“Marketers want to make better decisions.” A phrase I use in almost all of my presentations. But after reading Thinking, Fast and Slow by Nobel Memorial Prize in Economics winner Daniel Kahneman, I am once more reminded of the fact that the right decision or a better decision is not always easy. Why? Because humans are not easy to understand. We are not rational.
Still in today’s marketing approach we talk about a 360 degree view of the customer. How can we achieve that, if the human being cannot even explain it’s own thoughts?
Easy numerical example: a bat and a ball cost $1,10. The bat costs $1 more then the ball. How much does the bat cost? Think about what comes to your mind. A lot of 1es and 10es, right? Making it hard to find the solution.
As Kahneman points out, we are driven by cognitive biases and make cognitive errors quite often. His systems of fast and slow thinking are described below:
Take the famous example below.
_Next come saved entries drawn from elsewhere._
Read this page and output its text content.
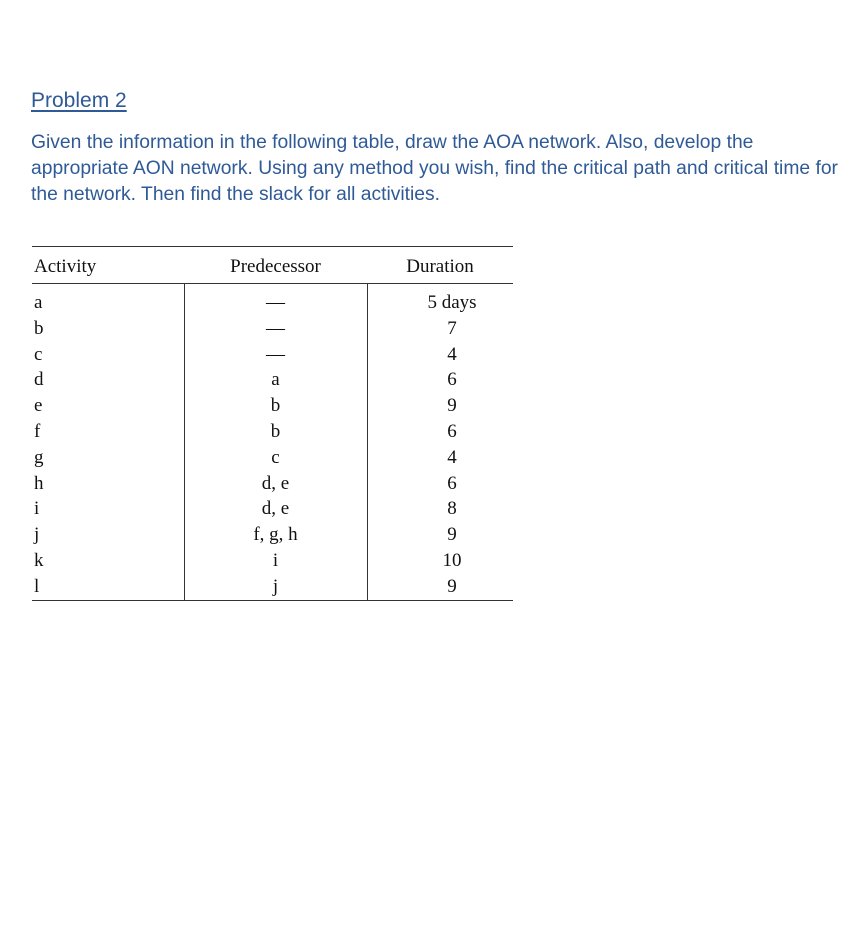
Problem 2

Given the information in the following table, draw the AOA network. Also, develop the appropriate AON network. Using any method you wish, find the critical path and critical time for the network. Then find the slack for all activities.

Activity	Predecessor	Duration
a
b
c
d
e
f
g
h
i
j
k
l
—
—
—
a
b
b
c
d, e
d, e
f, g, h
i
j
5 days
7
4
6
9
6
4
6
8
9
10
9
You may know that both lines are of the same length (System 2), but you cannot unsee that one seems longer (System 1)…
If you are a marketer however, you have to deal with often not very rational behaviours from your customers and of course your own errors and biases as well. Having worked for a gambling company in Austria I have learnt that humans tend to over believe probability to gain something and underestimate it at the same time.
Kahneman for instance quotes a couple of research outcomes showing that people who spend their time, and earn their living, studying a particular topic produce poorer predictions than dart-throwing monkeys. In a lot of research cases it is shown that the accuracy of experts was matched or exceeded by a simple algorithm.
Sometimes this simplification can also lead to interesting outcomes, like the formula for marital stability: “frequency of lovemaking minus frequency of quarrels.”
In a memorable story in their book SuperFreakonomics, Steven Levitt and Stephen J. Dubner describe how banking data was used to find possible terrorists in the UK. Designing an algorithm using a number of different variables to identify potential terrorists based on banking habits. For instance, terrorists are highly unlikely to have a savings account, buy life insurance, or withdraw from an ATM on a Friday afternoon. The last habit is due to the fact that Muslims have mandatory prayer services every Friday. This system was able to identify about 30 potential terrorists out of millions of bank customers. At the same time however, a 99% accurate algorithm would still falsely identify about 80,000 potential terrorists out of a bigger dataset of let’s say 8 million people. It is also not disclosed what was variable X in the banking data that made the algorithm that good.
In marketing we are facing the same challenges. How do we find the opportunities in the data? How do we identify the right customers at the right time to engage with them?
Enter Ginni Rometty’s discussion at the Gartner Symposium announcing the cognitive era.
Now humour me for a second and think about the future possibilities when cognitive systems improve our decision making process – also in marketing. Below is an example of Watson Personality Insights that can already be linked to the IBM Marketing solutions today. It provides additional insights on the customers we deal with and tries to help the marketer make better decisions. A customer is not only a segment anymore. We try to factor in personality.
Results of IBM Interact’s self learning capability for instance have proven over and over again that it can help in better targeting. So why not trust machines a little more? Bringing cognitive capabilities and marketing capabilities together can only be valuable. I am all for it.
Last but not least: read those books!